Всякое познание «начинает с опыта», но из этого не следует, что оно «возникает» из опыта. Мы утверждаем только то, что каждый фактический закон возникает из опыта, и потому-то его и можно обосновать только посредством индукции из отдельных данных опыта. Если существуют законы, познаваемые с очевидностью, то они (непосредственно) не могут быть законами для фактов. Я не хочу сказать, что нелепо считать закон для фактов постигаемым с непосредственной очевидностью, но я отрицаю, чтобы это когда-либо имело место. До сих пор там, где делалось такое предположение, оказывалось, что либо смешивали подлинные фактические законы, т. е. законы сосуществования и последовательности, с идеальными законами, которым самим по себе чужда связь с тем, что определяется во времени, либо же смешивали живое чувство убежденности, внушаемое близко знакомыми нам эмпирическими обобщениями, с тем сознанием очевидности, которое мы испытываем только в области чисто отвлеченного.

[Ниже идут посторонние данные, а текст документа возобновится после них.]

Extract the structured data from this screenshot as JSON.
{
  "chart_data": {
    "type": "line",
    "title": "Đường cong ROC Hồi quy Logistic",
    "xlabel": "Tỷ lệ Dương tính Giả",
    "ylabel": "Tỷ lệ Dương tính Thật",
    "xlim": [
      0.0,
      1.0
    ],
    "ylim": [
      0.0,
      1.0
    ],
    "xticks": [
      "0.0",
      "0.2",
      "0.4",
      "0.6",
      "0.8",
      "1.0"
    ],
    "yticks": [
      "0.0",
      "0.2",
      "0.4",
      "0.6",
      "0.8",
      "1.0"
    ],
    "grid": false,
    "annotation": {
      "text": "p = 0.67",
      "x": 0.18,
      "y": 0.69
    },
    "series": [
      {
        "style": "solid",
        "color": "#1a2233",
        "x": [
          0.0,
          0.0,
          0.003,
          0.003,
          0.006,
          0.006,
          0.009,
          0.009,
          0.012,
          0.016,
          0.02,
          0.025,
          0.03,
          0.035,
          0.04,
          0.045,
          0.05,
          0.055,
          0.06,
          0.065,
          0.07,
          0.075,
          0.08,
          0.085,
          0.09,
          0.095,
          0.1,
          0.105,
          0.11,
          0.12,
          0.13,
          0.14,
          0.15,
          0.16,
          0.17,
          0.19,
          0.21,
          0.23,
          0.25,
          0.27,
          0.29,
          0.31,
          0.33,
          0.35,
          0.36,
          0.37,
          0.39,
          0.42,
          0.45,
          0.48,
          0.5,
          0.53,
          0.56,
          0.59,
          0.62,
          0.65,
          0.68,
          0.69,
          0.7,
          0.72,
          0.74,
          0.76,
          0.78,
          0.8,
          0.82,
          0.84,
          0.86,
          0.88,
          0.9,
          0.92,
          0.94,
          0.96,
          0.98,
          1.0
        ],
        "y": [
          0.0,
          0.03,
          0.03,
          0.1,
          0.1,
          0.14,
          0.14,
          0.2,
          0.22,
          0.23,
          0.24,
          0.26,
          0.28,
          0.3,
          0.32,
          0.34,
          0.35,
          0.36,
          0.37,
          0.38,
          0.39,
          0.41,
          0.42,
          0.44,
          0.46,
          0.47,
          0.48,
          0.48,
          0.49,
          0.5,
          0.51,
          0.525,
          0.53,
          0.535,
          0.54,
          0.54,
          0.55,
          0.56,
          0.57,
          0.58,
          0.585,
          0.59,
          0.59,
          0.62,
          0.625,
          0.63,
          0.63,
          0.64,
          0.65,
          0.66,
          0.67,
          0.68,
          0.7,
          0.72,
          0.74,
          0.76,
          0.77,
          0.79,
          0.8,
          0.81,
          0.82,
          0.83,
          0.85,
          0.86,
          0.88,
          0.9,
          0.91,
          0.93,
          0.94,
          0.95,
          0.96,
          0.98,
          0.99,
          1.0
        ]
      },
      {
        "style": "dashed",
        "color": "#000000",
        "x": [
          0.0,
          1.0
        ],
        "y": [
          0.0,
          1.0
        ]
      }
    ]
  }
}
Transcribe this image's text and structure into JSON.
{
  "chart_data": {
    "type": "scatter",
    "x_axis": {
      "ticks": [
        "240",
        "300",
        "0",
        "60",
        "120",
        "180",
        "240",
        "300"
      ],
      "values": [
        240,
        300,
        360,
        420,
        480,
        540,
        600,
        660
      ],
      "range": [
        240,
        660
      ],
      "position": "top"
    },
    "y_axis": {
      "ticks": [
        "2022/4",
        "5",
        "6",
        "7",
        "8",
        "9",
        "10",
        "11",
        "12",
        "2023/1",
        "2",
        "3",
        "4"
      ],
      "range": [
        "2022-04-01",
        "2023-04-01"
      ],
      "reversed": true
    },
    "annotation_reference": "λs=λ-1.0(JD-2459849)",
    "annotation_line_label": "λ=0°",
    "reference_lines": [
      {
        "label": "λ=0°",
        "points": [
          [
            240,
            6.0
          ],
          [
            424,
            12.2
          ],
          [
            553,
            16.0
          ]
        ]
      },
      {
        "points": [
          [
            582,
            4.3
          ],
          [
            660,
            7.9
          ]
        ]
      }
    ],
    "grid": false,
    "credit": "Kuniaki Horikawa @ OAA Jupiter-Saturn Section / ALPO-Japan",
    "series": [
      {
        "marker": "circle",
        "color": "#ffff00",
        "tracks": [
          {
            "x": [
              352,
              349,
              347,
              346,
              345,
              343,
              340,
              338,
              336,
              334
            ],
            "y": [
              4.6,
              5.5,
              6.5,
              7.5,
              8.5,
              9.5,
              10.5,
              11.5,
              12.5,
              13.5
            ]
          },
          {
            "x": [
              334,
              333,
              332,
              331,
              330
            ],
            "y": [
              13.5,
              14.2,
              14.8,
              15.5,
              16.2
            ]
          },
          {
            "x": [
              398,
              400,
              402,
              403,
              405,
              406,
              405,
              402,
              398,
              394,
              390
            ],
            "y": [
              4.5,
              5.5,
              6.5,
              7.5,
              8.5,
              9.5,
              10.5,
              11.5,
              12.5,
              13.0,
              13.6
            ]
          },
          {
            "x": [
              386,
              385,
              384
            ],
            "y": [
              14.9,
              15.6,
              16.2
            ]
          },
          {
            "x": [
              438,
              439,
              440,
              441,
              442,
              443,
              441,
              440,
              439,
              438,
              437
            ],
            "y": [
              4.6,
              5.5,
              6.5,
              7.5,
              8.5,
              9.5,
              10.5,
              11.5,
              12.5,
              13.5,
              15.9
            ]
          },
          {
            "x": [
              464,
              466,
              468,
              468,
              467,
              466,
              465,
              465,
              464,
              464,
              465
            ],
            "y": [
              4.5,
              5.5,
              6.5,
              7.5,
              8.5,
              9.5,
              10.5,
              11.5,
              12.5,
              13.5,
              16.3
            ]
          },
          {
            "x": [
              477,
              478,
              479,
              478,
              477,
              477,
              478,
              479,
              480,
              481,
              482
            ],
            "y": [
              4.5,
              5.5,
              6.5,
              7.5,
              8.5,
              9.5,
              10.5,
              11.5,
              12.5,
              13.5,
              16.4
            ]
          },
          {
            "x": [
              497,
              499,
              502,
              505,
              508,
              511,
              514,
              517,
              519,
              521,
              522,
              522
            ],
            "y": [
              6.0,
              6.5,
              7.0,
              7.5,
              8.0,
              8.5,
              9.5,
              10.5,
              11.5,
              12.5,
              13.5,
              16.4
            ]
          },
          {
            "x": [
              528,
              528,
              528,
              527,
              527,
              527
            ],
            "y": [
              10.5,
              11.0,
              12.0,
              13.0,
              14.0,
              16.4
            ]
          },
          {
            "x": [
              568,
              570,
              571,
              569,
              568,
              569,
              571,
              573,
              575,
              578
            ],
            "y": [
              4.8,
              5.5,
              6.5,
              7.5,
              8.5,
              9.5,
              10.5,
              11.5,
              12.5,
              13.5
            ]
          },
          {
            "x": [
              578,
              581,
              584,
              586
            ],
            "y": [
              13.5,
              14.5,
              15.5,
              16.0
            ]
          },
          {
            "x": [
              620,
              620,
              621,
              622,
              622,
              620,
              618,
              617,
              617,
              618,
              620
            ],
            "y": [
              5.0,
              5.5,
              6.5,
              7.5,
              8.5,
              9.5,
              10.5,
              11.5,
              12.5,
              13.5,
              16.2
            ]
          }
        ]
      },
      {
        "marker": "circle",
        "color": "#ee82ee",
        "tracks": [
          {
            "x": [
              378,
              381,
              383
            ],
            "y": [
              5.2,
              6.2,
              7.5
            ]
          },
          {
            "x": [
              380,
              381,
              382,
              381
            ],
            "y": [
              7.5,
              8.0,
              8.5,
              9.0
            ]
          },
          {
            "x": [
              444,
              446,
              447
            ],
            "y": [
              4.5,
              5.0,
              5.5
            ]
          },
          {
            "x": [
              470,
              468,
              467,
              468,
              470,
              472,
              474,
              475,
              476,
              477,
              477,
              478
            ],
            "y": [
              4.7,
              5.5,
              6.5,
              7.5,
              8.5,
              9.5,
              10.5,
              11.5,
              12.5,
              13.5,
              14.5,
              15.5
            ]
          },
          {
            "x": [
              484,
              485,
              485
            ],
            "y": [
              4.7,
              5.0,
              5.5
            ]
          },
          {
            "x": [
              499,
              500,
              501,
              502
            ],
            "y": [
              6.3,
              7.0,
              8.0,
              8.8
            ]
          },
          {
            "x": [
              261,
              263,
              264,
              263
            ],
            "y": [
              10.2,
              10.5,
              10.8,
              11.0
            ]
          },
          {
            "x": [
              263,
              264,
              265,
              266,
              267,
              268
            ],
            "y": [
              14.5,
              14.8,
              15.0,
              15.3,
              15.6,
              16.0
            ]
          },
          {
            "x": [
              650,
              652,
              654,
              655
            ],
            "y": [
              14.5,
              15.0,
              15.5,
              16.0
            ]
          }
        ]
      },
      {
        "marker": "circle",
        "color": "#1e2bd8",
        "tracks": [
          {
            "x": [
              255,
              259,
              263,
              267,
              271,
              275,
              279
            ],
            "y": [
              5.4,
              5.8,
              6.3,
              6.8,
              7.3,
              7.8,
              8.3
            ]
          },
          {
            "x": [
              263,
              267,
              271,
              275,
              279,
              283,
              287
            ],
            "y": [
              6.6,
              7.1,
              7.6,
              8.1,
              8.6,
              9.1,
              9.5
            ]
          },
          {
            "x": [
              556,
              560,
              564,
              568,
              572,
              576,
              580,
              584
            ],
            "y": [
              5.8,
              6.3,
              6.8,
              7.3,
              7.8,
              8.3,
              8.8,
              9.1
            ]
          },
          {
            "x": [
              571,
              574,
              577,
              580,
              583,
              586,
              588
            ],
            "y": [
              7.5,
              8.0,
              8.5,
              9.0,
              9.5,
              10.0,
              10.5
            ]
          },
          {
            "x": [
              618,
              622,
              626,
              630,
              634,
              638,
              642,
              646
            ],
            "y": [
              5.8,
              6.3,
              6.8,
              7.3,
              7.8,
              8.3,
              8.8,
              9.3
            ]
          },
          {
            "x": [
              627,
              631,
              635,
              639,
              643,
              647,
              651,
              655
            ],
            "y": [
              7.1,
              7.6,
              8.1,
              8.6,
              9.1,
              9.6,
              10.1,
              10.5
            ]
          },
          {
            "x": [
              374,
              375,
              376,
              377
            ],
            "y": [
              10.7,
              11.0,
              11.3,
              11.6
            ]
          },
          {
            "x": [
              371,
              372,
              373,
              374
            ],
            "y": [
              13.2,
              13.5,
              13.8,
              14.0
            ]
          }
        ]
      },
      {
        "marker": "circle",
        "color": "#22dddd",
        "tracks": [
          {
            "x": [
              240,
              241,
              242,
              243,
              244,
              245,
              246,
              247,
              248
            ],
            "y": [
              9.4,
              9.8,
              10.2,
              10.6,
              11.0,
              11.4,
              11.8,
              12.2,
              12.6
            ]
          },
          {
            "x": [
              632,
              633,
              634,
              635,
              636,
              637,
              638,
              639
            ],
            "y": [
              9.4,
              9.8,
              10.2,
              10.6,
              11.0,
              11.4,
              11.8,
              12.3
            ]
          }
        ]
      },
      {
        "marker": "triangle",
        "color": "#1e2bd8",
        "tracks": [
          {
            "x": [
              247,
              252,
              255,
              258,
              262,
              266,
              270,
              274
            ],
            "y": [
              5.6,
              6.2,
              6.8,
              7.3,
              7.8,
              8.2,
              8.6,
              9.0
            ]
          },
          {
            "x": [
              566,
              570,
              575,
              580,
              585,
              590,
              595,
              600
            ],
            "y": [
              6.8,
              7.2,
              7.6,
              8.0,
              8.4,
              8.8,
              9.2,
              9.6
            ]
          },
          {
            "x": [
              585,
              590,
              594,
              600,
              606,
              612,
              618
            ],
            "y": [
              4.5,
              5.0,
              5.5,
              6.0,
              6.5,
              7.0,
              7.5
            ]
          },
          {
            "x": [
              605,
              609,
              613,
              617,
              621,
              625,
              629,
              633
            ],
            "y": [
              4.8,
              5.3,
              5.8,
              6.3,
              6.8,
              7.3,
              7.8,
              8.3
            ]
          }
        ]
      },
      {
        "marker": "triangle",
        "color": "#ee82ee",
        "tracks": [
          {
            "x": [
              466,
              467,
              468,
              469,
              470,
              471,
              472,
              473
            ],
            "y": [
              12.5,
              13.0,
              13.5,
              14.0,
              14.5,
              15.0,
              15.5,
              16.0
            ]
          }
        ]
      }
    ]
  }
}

Если такого рода аргумент и не может иметь решающего значения, то он все же может увеличить силу других аргументов. Мы присоединяем здесь еще один.

Вряд ли кто будет отрицать, что все чисто логические законы носят один и тот же характер; если мы покажем относительно некоторых из них, что их невозможно считать законами о фактах, то это будет верно по отношению ко всем. Однако мы находим среди них законы, касающиеся истин вообще, т. е. законы, в которых регулируемыми «предметами» являются истины. Например, в отношении каждой истины А обязательно, что ее контрадикторная противоположность не есть истина. Если мы имеем пару истин А, В, то и их конъюнктивные и дизъюнктивные сочетания25 представляют собой тоже истины. Если три истины А, В, С находятся в таком отношении, что А есть основание В, В – основание С, то и А есть основание С, и т. п. Но нелепо называть законами для фактов законы, применимые к истинам как таковым. Никакая истина не есть факт, т. е. нечто, определенное во времени. Истина, правда, может иметь значение, что вещь существует, состояние имеется налицо, изменение совершается и т. п. Но сама истина выше всего временного, т. е. не имеет смысла приписывать ей временное бытие, возникновение или уничтожение. Яснее всего эта нелепость проявляется на самих законах истины. В качестве реальных законов они были бы правилами сосуществования и последовательности фактов, в частности, истин, и сами они, будучи истинами, должны были бы относиться к регулируемым ими фактам. Тут закон предписывал бы фактам, называемым истинами, возникновение и исчезновение, и среди этих фактов, в числе многих других, находился бы сам закон. Закон возникал и исчезал бы согласно закону – явная бессмыслица. То же имело бы место, если бы мы захотели толковать закон истины, как закон сосуществования, как единичное во времени и все же как обязательное в качестве общего правила для всего существующего во времени. Подобного рода нелепости26 неизбежны, если упустить из виду или неправильно уяснить себе основное различие между идеальными и реальными объектами и соответственное различие между идеальными и реальными законами. Еще не раз мы увидим, что это различие является решающим для спора между психологистической и чистой логикой.